Líder do Bloco Democrático acusa governantes portugueses de subserviência a Luanda

O líder do Bloco Democrático, partido angolano, acusou hoje "alguns governantes portugueses" de subserviência a Luanda, afirmando que os problemas nas relações bilaterais resultam de 500 anos de colonialismo que subsistem ao fim de 40 anos de separação.

"A relação Portugal-Angola é resultado de 500 anos de colonialismo que não conseguiram ser apagados em 40 anos pós-colonialismo", disse Justino Pinto de Andrade, em entrevista à agência Lusa em Lisboa.

Para o presidente do Bloco Democrático (BD), têm sido os angolanos a apelar a esse passado colonial, mas apenas quando lhes interessa.

"Quando há algum problema em que Portugal esteja envolvido, lá vamos buscar a história do colono, mas depois vimos para aqui, estamos bem, inclusivamente fazemos investimentos e parcerias, mas nessa altura já não há colonialismo", ironizou.

Questionado sobre o papel de Portugal, Pinto de Andrade defendeu que "da parte de alguns governantes portugueses há relações de subserviência que podiam ser evitadas", embora afirme compreender em parte essas posições.

"A situação de Portugal também não é muito favorável, vive uma situação de alguma debilidade, e por isso tem de ter um certo cuidado, sobretudo quando conhece a outra parte", afirmou.
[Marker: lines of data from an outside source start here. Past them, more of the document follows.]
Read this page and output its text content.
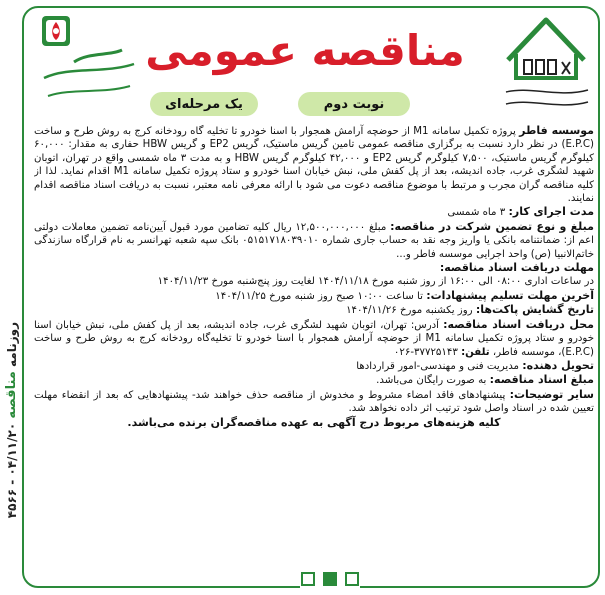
روزنامه مناقصه ۰۴/۱۱/۲۰ - ۴۵۶۶
مناقصه عمومی
نوبت دوم
یک مرحله‌ای

موسسه فاطر پروژه تکمیل سامانه M1 از حوضچه آرامش همجوار با اسنا خودرو تا تخلیه گاه رودخانه کرج به روش طرح و ساخت (E.P.C) در نظر دارد نسبت به برگزاری مناقصه عمومی تامین گریس ماستیک، گریس EP2 و گریس HBW حفاری به مقدار: ۶۰,۰۰۰ کیلوگرم گریس ماستیک، ۷,۵۰۰ کیلوگرم گریس EP2 و ۴۲,۰۰۰ کیلوگرم گریس HBW و به مدت ۳ ماه شمسی واقع در تهران، اتوبان شهید لشگری غرب، جاده اندیشه، بعد از پل کفش ملی، نبش خیابان اسنا خودرو و ستاد پروژه تکمیل سامانه M1 اقدام نماید. لذا از کلیه مناقصه گران مجرب و مرتبط با موضوع مناقصه دعوت می شود با ارائه معرفی نامه معتبر، نسبت به دریافت اسناد مناقصه اقدام نمایند.

مدت اجرای کار: ۳ ماه شمسی

مبلغ و نوع تضمین شرکت در مناقصه: مبلغ ۱۲,۵۰۰,۰۰۰,۰۰۰ ریال کلیه تضامین مورد قبول آیین‌نامه تضمین معاملات دولتی اعم از: ضمانتنامه بانکی یا واریز وجه نقد به حساب جاری شماره ۰۵۱۵۱۷۱۸۰۳۹۰۱۰ بانک سپه شعبه تهرانسر به نام قرارگاه سازندگی خاتم‌الانبیا (ص) واحد اجرایی موسسه فاطر و...

مهلت دریافت اسناد مناقصه:

در ساعات اداری ۰۸:۰۰ الی ۱۶:۰۰ از روز شنبه مورخ ۱۴۰۴/۱۱/۱۸ لغایت روز پنج‌شنبه مورخ ۱۴۰۴/۱۱/۲۳

آخرین مهلت تسلیم پیشنهادات: تا ساعت ۱۰:۰۰ صبح روز شنبه مورخ ۱۴۰۴/۱۱/۲۵

تاریخ گشایش پاکت‌ها: روز یکشنبه مورخ ۱۴۰۴/۱۱/۲۶

محل دریافت اسناد مناقصه: آدرس: تهران، اتوبان شهید لشگری غرب، جاده اندیشه، بعد از پل کفش ملی، نبش خیابان اسنا خودرو و ستاد پروژه تکمیل سامانه M1 از حوضچه آرامش همجوار با اسنا خودرو تا تخلیه‌گاه رودخانه کرج به روش طرح و ساخت (E.P.C)، موسسه فاطر، تلفن: ۳۷۷۲۵۱۴۳-۰۲۶

تحویل دهنده: مدیریت فنی و مهندسی-امور قراردادها

مبلغ اسناد مناقصه: به صورت رایگان می‌باشد.

سایر توضیحات: پیشنهادهای فاقد امضاء مشروط و مخدوش از مناقصه حذف خواهند شد- پیشنهادهایی که بعد از انقضاء مهلت تعیین شده در اسناد واصل شود ترتیب اثر داده نخواهد شد.

کلیه هزینه‌های مربوط درج آگهی به عهده مناقصه‌گران برنده می‌باشد.
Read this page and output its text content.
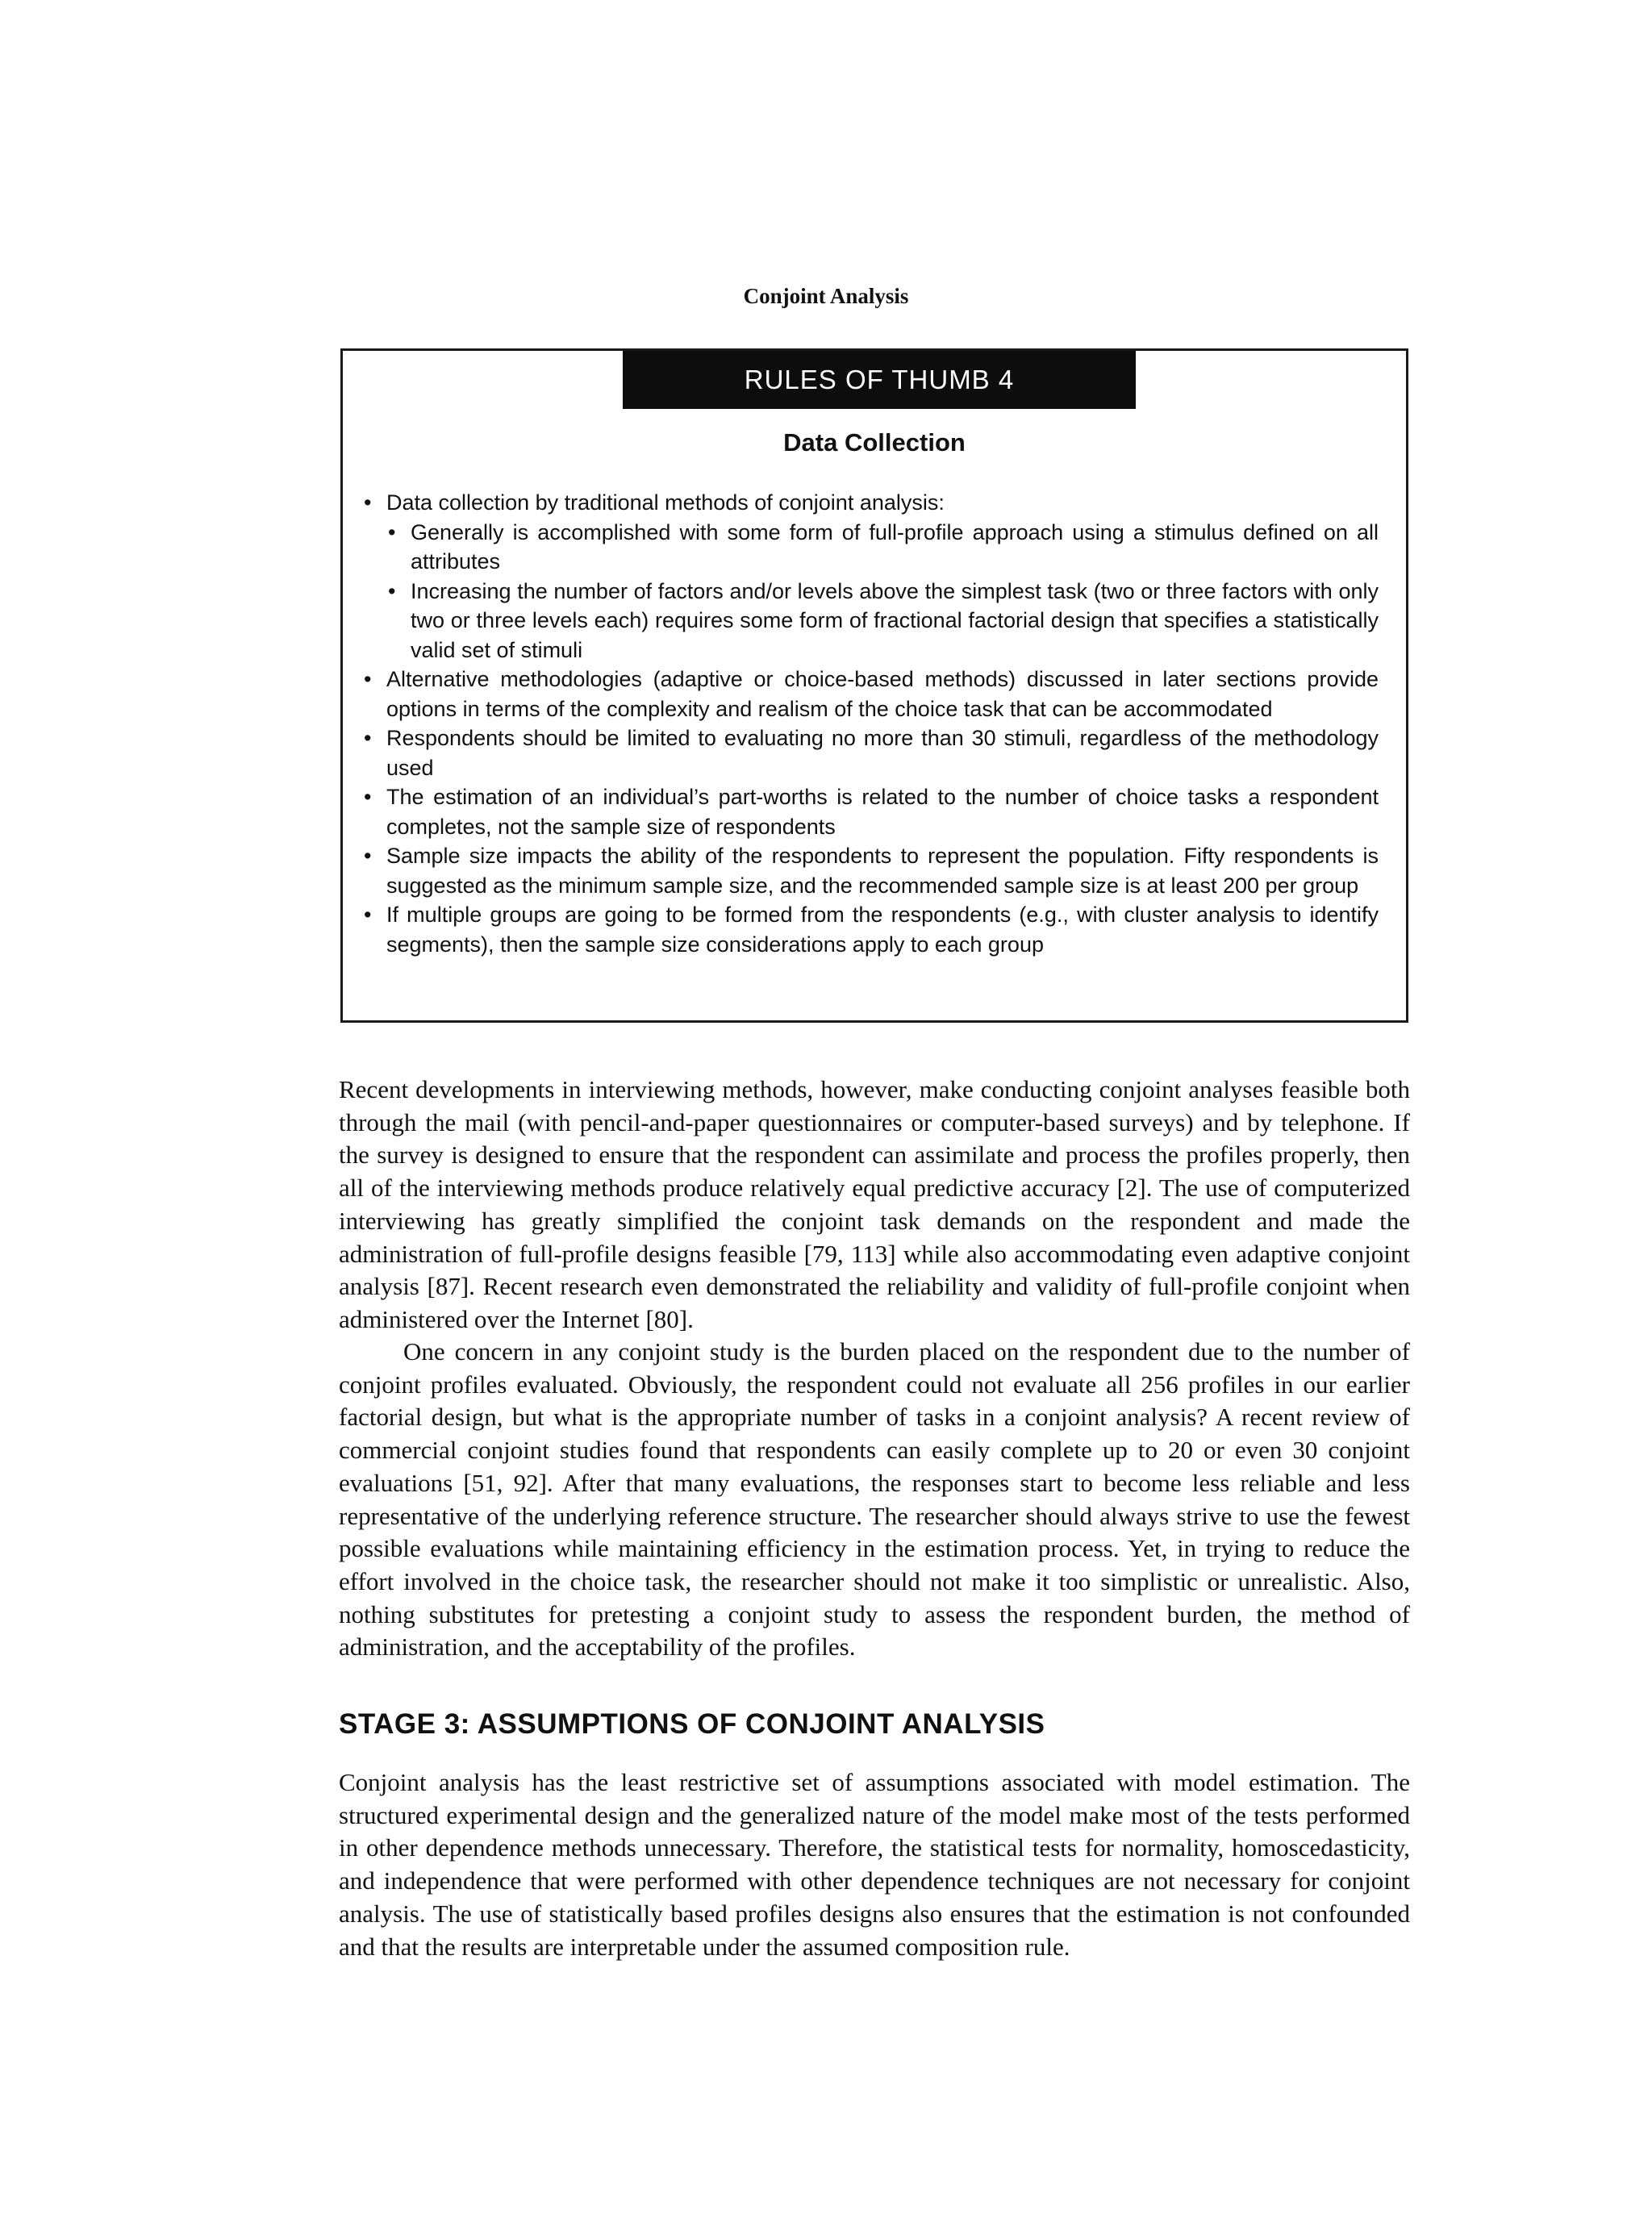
Conjoint Analysis
RULES OF THUMB 4
Data Collection
• Data collection by traditional methods of conjoint analysis:
• Generally is accomplished with some form of full-profile approach using a stimulus defined on all attributes
• Increasing the number of factors and/or levels above the simplest task (two or three factors with only two or three levels each) requires some form of fractional factorial design that specifies a statistically valid set of stimuli
• Alternative methodologies (adaptive or choice-based methods) discussed in later sections provide options in terms of the complexity and realism of the choice task that can be accommodated
• Respondents should be limited to evaluating no more than 30 stimuli, regardless of the methodology used
• The estimation of an individual’s part-worths is related to the number of choice tasks a respondent completes, not the sample size of respondents
• Sample size impacts the ability of the respondents to represent the population. Fifty respondents is suggested as the minimum sample size, and the recommended sample size is at least 200 per group
• If multiple groups are going to be formed from the respondents (e.g., with cluster analysis to identify segments), then the sample size considerations apply to each group

Recent developments in interviewing methods, however, make conducting conjoint analyses feasible both through the mail (with pencil-and-paper questionnaires or computer-based surveys) and by telephone. If the survey is designed to ensure that the respondent can assimilate and process the profiles properly, then all of the interviewing methods produce relatively equal predictive accuracy [2]. The use of computerized interviewing has greatly simplified the conjoint task demands on the respondent and made the administration of full-profile designs feasible [79, 113] while also accommodating even adaptive conjoint analysis [87]. Recent research even demonstrated the reliability and validity of full-profile conjoint when administered over the Internet [80].

One concern in any conjoint study is the burden placed on the respondent due to the number of conjoint profiles evaluated. Obviously, the respondent could not evaluate all 256 profiles in our earlier factorial design, but what is the appropriate number of tasks in a conjoint analysis? A recent review of commercial conjoint studies found that respondents can easily complete up to 20 or even 30 conjoint evaluations [51, 92]. After that many evaluations, the responses start to become less reliable and less representative of the underlying reference structure. The researcher should always strive to use the fewest possible evaluations while maintaining efficiency in the estimation process. Yet, in trying to reduce the effort involved in the choice task, the researcher should not make it too simplistic or unrealistic. Also, nothing substitutes for pretesting a conjoint study to assess the respondent burden, the method of administration, and the acceptability of the profiles.

STAGE 3: ASSUMPTIONS OF CONJOINT ANALYSIS

Conjoint analysis has the least restrictive set of assumptions associated with model estimation. The structured experimental design and the generalized nature of the model make most of the tests performed in other dependence methods unnecessary. Therefore, the statistical tests for normality, homoscedasticity, and independence that were performed with other dependence techniques are not necessary for conjoint analysis. The use of statistically based profiles designs also ensures that the estimation is not confounded and that the results are interpretable under the assumed composition rule.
Recordando haver 130 mil portugueses em Angola, contingente que Portugal "não estaria preparado para receber (...) para engrossar a lista de pessoas com dificuldades", o economista angolano disse perceber que "qualquer erro que seja cometido" se pode refletir na comunidade portuguesa emigrada.

No entanto, lembrou que "também há o reverso da medalha e, se houvesse repressão dos portugueses lá, também há angolanos cá e interesses angolanos cá".

Seja como for, o líder do BD defendeu que os governantes portugueses devem ter uma "postura menos subserviente, mais respeitadora dos portugueses, sobretudo da sua dignidade, porque não podem ser tratados como pessoas que andam de um lado para outro à procura de poiso".

A tensão diplomática entre Portugal e Angola, que levou o Presidente angolano a anunciar a 15 de outubro de 2013 o fim dos planos de constituição de uma parceria estratégica com Portugal, começou em novembro de 2012, quando o semanário Expresso noticiou a existência de um inquérito-crime no Ministério Público português contra altos dirigentes angolanos.

Na altura, o jornal falava em indícios de fraude fiscal e branqueamento e referia-se concretamente ao vice-presidente de Angola, Manuel Vicente, ao general Hélder Vieira Dias "Kopelipa", ministro de Estado e chefe da Casa de Segurança da Presidência da República, e ao general Leopoldino Nascimento "Dino", consultor do ministro de Estado e ex-chefe de Comunicações da Presidência da República.

Posteriormente, numa entrevista à Rádio Nacional de Angola, o ministro dos Negócios Estrangeiros português, Rui Machete, pediu desculpa a Luanda pelas investigações do Ministério Público, declarações que provocaram polémica em Lisboa e levaram a oposição a pedir a sua demissão.

Já esta semana, no entanto, o ministro do Interior angolano disse que as relações entre Angola e Portugal sempre foram normais e cordiais "e continuam a ser", enquanto o Jornal de Angola escreve hoje em editorial que as relações bilaterais nunca foram tão sólidas.

Criado em 2010, o BD é herdeiro da extinta Frente para a Democracia (FpD) e pugna pela democracia e pela justiça social, sendo seu objetivo maior "fazer de Angola uma potência económica de dimensão atlântica para enriquecer os angolanos", instaurando um regime de liberdade, num Estado Social de Direito, segundo o blogue oficial do partido.